Trident and the Law: Will the Prime Minister and Defence Secretary be Prosecuted for Conspiracy to Commit a War Crime?

A report by Eric Loefflad on a 'CeCIL in Canterbury' public engagement lecture delivered by Kent Law School Professor Nick Grief

Kent Law School Professor Nick Grief delivered the first lecture of this academic year’s ‘CeCIL in Canterbury’ series with a fascinating talk on ‘Trident and the Law: Will the Prime Minister and Defence Secretary be Prosecuted for Conspiracy to Commit a War Crime?’

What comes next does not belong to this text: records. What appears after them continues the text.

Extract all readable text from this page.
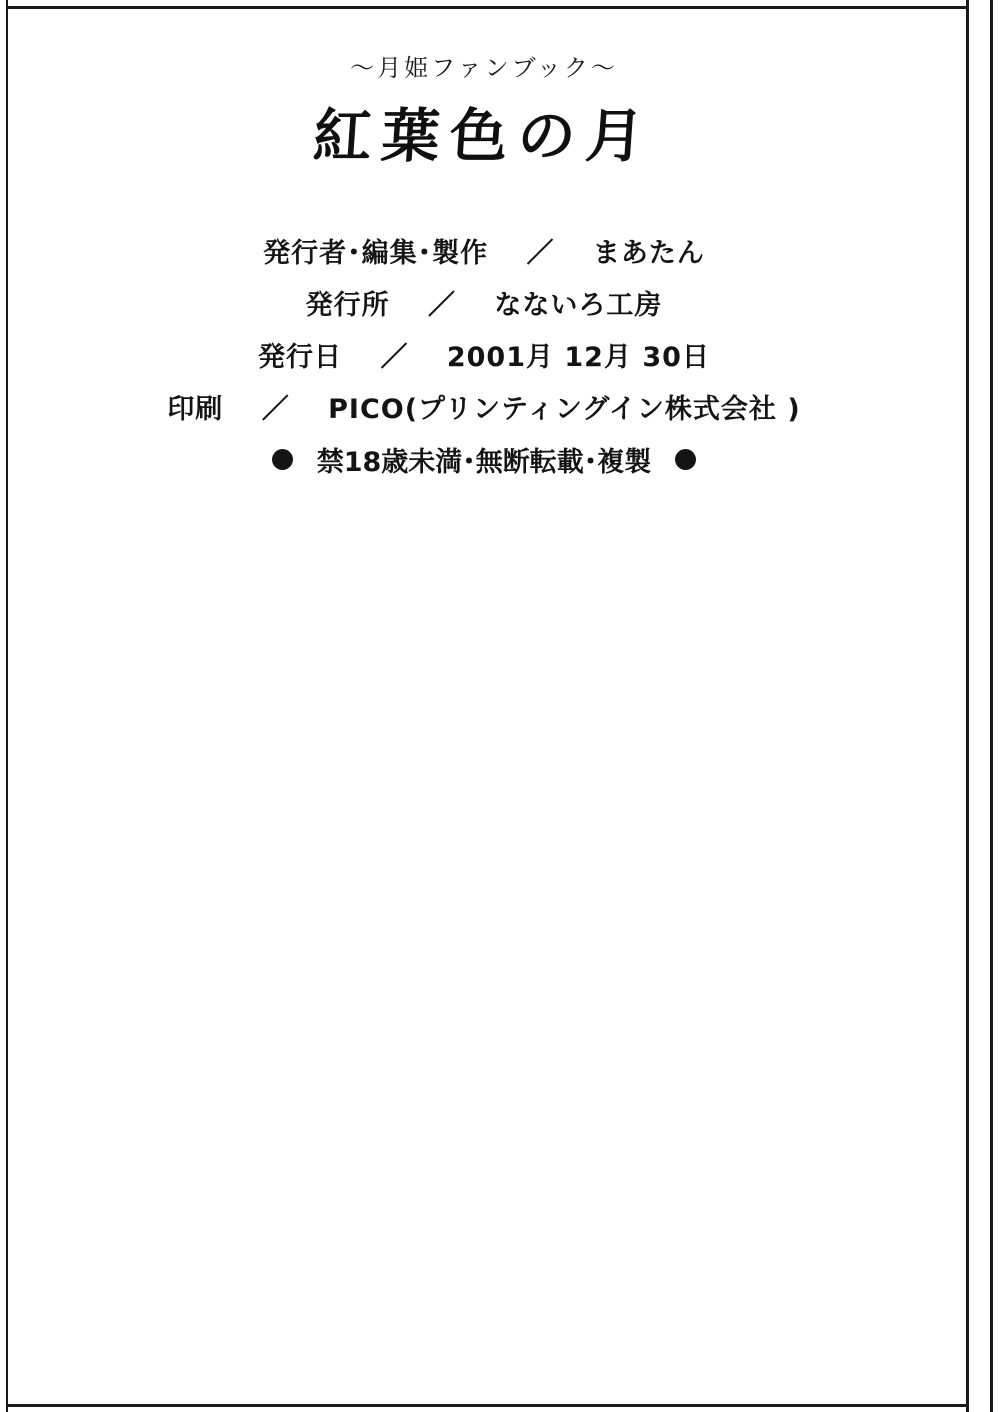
～月姫ファンブック～
紅葉色の月
発行者･編集･製作　 ／　 まあたん
発行所　 ／　 なないろ工房
発行日　 ／　 2001月 12月 30日
印刷　 ／　 PICO(プリンティングイン株式会社 )
禁18歳未満･無断転載･複製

Beginning in 2016, the ‘CeCIL in Canterbury’ lecture series is a project of public engagement whereby Kent Law School academics present aspects of their research on current international affairs as a means of fostering dialogue within the broader Canterbury community. This engagement is made possible by the Friends Meeting House who generously provide a space where this discussion can take place. Nick’s talk was fantastically well-attended by a diverse array of individuals including Kent students and staff, members of the local community, and legal practitioners from near and far.

Here Nick detailed his legal work with the Public Interest Cases Against Trident (PICAT) project that is dedicated to challenging the legality of Trident, Britain’s nuclear weapons system. In doing so Nick’s team advanced a novel legal argument that, when read in conjunction, the UK’s 2001 domestic implementation of the Rome Statute of the International Criminal Court and the Criminal Law Act of 1977 impose liability for ‘conspiracy to commit a war crime.’ According to Nick, the UK’s Prime Minister and Secretary of Defence are possibly in breach of this criminal prohibition due to their continuous operation of Trident. In terms of actually bringing this case, Nick focuses on the role of private prosecutions whereby private individuals bring actions to enforce public law against state actors. However, these actions are subject to consent of the Attorney General and, as Nick astutely pointed out, the decision to give or withhold consent exposes the particular position of the Attroney as something between that of a politician on the one hand, and the chief legal advisor to the Crown on the other.

While the Attorney General did not give consent in this particular case, and did so without substantive explanation, for Nick, there is still the possible question of seeking a judicial review of its withholding. This move might at least force the Attorney General to provide more detailed reasoning as to why consent was denied. However, seeking such an action raises the possible issue that this move may be struck down on the grounds that it presents unjustifiable issues of defence and foreign policy that exceed the competence of the court system and is best left to the more political government actors. Yet, despite the weight of this challenge, Nick discussed other possible points relating to the UK international criminal law obligations with respect to its status as a Rome Statute signatory. After all, what does membership in this organisation mean if a state can implement a mechanism that makes its possible breaches unreviewable? For Nick, this may even invoke the International Criminal Court’s principle of complimentarity whereby international crimes are to be addressed at the domestic level, unless local actors prove unable or unwilling to do so.

Such issues certainly raise many strategic questions for how Nick and his team should proceed. Here a risk is that seeking a judicial review for such a controversial case might lead to a ruling that closes the door to a whole range of future private prosecution actions. These are very real considerations and even the most idealistic advocate cannot afford to ignore them. Yet, regardless of what the outcome may be in light of all this, one thing for sure is that Nick’s work in this capacity raises many important issues and has certainly given all of us who had the pleasure of hearing his talk many things to contemplate.